PlayStation 4, Wii U und die Xbox One haben dem herkömmlichen Spielemarkt wieder neue Impulse gegeben. Ihre Verkaufszahlen zeigen bislang, dass die Masse sich immer noch tagtäglich vor den Fernseher setzt und für ein paar Stunden in eine andere Welt abtaucht. Durch mehr Hardwarepower entstanden und entstehen neue Grafikengines, die auch den PC nicht mehr auf der Stelle trampeln lassen, ganz im Gegenteil: Die Hardware-Architektur von PlayStation 4 und Xbox One ähneln sich stark, beide setzen auf x86-Prozessoren und Grafiklösungen von AMD. Spieleentwickler können so ihre Titel um einiges leichter für PCs bereitstellen und somit auch der grauen Kisten unter dem Schreibtisch wieder zu mehr Leben verhelfen.

In diesem Sinne: Nehmt euch Zeit für eure klassischen Wegbegleiter!

Written by: Christoph Liedtke

Luftpolsterzerdrücker Vor über 20 Jahren entstand die Liebe zu Videospielen – SNES sei Dank. Es dauerte einige Zeit, bis ich auch der Hardware verfallen war. Nach Jahren der nerdigen Bildung mit diversen Spiele- und Technikmagazinen, entschloss ich mich 2012 erstmals über meine Passion zu schreiben. Es folgte ein Blog, ein Volontariat bei consol.AT sowie Gamers.at und derzeit schreibe ich als freier Redakteur für E-MEDIA. Um die Zeit neben Artikeln, Studium, Freundin und Hündin noch weiter zu dezimieren, entstand parallel unser Projekt namens CONTINUE, denn Videospiele und Technik dürfen niemals zu kurz kommen! Fragen, Anregungen, Feedback oder harsche Kritik bitte an: liedtke@continue-magazin.at Danke für’s Lesen und auf bald.

  • Michael Ferstl

    Du sprichst mir aus der Seele, Handy Spiele sind absolut langweilig und können keine Konsole ersetzen – auch nicht die Vita oder den 3DS

    • Dazu kommt, dass die Auswahl an wirklich tollen Alternativen im App Store immer mehr nachlässt. Entweder wird der Spielspaß durch ein Bezahlmodell vernichtet oder Teil 37 von Cut the Birds wird veröffentlicht.
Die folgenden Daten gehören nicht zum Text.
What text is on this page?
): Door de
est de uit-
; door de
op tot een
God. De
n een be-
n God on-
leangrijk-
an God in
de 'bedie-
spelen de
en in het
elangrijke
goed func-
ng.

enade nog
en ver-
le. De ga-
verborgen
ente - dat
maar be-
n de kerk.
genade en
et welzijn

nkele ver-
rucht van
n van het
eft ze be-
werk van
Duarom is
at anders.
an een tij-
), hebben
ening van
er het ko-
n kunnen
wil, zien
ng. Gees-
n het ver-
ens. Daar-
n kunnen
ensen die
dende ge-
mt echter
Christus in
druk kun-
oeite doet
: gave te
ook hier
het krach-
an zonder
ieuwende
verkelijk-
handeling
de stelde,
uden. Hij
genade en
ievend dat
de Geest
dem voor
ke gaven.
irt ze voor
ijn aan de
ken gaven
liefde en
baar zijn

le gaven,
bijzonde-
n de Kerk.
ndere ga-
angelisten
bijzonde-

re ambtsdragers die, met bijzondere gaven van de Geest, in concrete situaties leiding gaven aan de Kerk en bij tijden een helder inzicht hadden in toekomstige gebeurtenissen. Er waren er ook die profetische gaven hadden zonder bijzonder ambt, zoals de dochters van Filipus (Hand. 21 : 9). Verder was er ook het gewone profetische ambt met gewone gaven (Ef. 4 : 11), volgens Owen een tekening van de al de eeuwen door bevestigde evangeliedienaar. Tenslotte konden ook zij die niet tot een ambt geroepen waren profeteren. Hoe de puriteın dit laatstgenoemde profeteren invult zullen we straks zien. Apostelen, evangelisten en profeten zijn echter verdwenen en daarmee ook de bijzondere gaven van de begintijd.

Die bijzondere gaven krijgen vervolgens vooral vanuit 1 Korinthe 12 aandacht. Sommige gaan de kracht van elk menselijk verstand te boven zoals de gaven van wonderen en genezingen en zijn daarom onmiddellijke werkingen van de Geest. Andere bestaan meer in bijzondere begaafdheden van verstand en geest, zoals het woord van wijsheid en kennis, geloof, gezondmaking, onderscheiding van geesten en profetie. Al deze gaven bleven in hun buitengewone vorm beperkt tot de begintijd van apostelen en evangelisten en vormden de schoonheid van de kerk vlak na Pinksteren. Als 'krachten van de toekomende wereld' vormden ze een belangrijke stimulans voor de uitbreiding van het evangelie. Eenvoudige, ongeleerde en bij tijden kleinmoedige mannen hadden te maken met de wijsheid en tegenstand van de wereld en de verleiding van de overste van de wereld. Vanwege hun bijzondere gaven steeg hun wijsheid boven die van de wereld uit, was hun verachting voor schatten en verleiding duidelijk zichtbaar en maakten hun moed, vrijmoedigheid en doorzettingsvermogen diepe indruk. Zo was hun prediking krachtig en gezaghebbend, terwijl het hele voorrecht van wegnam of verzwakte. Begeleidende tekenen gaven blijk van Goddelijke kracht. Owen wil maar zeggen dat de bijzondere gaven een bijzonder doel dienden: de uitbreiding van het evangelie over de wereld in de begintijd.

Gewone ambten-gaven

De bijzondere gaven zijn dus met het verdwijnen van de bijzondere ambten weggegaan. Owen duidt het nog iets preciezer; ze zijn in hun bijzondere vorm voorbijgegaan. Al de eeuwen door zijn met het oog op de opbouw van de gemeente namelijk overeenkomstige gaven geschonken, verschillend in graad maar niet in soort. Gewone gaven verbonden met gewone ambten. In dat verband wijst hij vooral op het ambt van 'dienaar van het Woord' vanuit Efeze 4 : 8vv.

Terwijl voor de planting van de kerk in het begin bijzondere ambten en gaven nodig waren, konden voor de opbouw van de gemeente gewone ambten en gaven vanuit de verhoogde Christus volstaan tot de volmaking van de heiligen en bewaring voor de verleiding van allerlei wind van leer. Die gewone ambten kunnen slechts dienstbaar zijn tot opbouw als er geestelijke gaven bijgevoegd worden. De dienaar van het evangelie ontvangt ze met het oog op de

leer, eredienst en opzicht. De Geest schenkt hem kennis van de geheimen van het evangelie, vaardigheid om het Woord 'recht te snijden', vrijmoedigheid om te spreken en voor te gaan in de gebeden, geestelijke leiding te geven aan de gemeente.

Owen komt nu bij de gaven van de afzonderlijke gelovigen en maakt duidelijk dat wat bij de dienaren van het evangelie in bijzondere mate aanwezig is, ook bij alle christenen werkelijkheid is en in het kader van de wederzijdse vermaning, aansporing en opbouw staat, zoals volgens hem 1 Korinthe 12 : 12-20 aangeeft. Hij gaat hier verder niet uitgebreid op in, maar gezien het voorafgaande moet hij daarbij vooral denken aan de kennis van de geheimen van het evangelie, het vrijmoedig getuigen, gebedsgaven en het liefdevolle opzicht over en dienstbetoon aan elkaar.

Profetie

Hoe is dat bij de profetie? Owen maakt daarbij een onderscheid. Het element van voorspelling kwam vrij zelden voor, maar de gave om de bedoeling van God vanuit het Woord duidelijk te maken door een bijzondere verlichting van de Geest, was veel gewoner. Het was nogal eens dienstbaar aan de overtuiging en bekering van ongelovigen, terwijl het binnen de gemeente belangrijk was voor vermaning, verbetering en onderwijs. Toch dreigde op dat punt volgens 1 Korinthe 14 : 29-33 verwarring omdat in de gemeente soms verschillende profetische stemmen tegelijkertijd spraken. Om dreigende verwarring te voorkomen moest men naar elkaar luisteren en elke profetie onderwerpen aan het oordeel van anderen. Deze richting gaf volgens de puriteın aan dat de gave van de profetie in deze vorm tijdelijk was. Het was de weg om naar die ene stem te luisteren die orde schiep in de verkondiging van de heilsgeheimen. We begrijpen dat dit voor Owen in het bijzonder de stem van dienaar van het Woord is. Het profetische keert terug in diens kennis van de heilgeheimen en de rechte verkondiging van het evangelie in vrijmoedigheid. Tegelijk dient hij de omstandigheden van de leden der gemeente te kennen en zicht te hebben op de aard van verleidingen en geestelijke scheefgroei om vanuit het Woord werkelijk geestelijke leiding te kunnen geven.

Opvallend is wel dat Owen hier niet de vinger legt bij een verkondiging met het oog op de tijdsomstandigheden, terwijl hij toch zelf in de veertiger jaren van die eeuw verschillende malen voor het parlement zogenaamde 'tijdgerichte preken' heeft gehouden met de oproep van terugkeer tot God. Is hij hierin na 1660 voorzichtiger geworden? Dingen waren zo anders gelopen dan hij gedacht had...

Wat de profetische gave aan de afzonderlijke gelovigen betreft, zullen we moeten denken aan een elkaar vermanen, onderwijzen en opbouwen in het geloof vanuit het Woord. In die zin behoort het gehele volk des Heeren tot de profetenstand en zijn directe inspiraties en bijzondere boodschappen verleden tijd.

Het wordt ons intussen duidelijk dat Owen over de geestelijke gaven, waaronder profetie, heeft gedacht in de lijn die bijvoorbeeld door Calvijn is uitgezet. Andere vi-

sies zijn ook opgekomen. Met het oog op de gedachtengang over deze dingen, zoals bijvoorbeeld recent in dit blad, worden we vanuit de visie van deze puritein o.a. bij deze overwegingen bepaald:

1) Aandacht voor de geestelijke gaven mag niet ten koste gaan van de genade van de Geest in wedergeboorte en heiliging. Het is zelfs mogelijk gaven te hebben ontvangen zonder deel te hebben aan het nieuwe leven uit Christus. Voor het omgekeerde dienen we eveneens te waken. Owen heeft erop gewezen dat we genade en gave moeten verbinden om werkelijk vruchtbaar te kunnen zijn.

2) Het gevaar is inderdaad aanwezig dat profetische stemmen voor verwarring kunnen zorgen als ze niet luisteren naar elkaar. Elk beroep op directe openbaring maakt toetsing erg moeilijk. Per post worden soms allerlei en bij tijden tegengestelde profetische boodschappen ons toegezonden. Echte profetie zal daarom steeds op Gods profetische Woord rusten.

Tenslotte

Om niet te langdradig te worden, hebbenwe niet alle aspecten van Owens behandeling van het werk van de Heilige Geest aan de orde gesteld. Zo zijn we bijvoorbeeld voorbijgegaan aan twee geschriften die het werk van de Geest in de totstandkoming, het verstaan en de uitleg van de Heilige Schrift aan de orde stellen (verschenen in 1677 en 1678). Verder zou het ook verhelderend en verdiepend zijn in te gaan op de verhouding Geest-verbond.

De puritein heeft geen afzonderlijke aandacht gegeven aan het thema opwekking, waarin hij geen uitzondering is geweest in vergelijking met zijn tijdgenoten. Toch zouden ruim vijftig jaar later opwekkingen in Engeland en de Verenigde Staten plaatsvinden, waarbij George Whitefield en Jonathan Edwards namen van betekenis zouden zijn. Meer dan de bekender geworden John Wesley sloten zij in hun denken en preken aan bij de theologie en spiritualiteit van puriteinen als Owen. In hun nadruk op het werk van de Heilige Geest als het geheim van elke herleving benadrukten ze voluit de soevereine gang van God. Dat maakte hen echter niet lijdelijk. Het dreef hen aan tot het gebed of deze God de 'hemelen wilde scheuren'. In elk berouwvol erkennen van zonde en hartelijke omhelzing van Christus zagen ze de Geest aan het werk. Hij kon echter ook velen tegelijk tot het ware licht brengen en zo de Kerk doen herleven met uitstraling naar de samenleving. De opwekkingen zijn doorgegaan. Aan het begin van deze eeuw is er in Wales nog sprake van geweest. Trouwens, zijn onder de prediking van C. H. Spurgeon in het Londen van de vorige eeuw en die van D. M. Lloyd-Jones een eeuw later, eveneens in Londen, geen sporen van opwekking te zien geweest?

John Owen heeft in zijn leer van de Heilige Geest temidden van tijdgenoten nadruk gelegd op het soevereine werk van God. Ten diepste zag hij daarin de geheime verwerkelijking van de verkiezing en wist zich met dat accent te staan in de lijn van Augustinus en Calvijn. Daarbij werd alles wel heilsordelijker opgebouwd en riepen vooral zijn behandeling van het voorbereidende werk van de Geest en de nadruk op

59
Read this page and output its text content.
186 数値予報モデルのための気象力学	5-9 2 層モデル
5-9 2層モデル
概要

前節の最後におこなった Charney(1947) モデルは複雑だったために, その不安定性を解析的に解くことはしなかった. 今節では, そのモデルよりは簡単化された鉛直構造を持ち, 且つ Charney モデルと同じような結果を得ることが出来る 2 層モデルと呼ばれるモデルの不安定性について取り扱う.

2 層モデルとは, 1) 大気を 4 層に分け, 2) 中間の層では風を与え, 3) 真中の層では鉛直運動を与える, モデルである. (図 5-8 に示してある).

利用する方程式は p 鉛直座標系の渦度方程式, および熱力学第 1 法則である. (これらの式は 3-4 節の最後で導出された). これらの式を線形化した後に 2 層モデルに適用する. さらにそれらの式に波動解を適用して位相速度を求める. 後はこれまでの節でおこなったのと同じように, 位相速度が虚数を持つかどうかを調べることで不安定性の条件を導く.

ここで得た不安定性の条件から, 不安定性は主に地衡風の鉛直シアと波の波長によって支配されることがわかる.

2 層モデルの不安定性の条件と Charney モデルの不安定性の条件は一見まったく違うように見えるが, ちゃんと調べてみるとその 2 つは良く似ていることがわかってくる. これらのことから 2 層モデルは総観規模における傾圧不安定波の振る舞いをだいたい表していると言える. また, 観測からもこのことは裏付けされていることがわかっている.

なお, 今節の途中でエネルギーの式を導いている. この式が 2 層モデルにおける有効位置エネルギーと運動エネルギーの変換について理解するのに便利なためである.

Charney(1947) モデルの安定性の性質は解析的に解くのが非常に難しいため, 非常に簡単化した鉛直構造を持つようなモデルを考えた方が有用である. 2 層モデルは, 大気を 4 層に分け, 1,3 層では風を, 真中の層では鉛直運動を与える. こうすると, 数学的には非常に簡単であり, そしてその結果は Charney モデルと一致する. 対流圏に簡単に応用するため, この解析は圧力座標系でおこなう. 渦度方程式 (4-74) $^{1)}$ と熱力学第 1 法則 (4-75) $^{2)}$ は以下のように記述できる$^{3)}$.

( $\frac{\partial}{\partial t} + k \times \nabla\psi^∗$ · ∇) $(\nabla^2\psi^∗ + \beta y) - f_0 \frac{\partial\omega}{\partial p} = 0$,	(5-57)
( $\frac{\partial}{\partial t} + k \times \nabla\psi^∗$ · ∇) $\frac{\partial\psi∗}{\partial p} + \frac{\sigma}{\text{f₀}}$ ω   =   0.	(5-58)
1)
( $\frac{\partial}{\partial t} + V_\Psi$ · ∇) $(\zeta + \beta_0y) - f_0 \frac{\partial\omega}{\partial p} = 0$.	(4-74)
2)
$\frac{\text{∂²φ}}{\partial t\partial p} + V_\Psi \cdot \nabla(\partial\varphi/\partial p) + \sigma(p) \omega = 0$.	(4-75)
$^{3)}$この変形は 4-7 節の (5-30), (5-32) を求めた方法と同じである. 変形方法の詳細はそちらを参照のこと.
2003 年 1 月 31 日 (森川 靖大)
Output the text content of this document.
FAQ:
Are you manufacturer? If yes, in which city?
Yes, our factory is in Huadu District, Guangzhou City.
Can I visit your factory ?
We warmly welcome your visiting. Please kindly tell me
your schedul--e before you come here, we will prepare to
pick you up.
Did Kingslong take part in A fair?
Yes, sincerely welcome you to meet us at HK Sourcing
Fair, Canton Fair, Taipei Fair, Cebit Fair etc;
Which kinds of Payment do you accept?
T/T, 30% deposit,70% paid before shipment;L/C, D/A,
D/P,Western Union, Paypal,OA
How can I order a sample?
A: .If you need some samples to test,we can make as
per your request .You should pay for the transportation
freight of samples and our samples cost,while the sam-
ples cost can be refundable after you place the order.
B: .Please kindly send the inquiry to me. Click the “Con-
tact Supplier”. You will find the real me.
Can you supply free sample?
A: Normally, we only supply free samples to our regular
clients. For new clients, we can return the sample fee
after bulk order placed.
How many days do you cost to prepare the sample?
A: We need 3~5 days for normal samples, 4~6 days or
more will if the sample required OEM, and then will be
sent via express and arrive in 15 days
Die Perlen des letzten Jahres wie z.B. Threes, ALONE…, Goblin Sword oder auch Pako sind wohltuende Ausnahmen.

      Interessant wird es auch, wenn man nach längerer Zeit wieder eine alte App von „damals“ herunterlädt. Fruit Ninja ist nun komplett überladen und hat mich direkt wieder verjagt.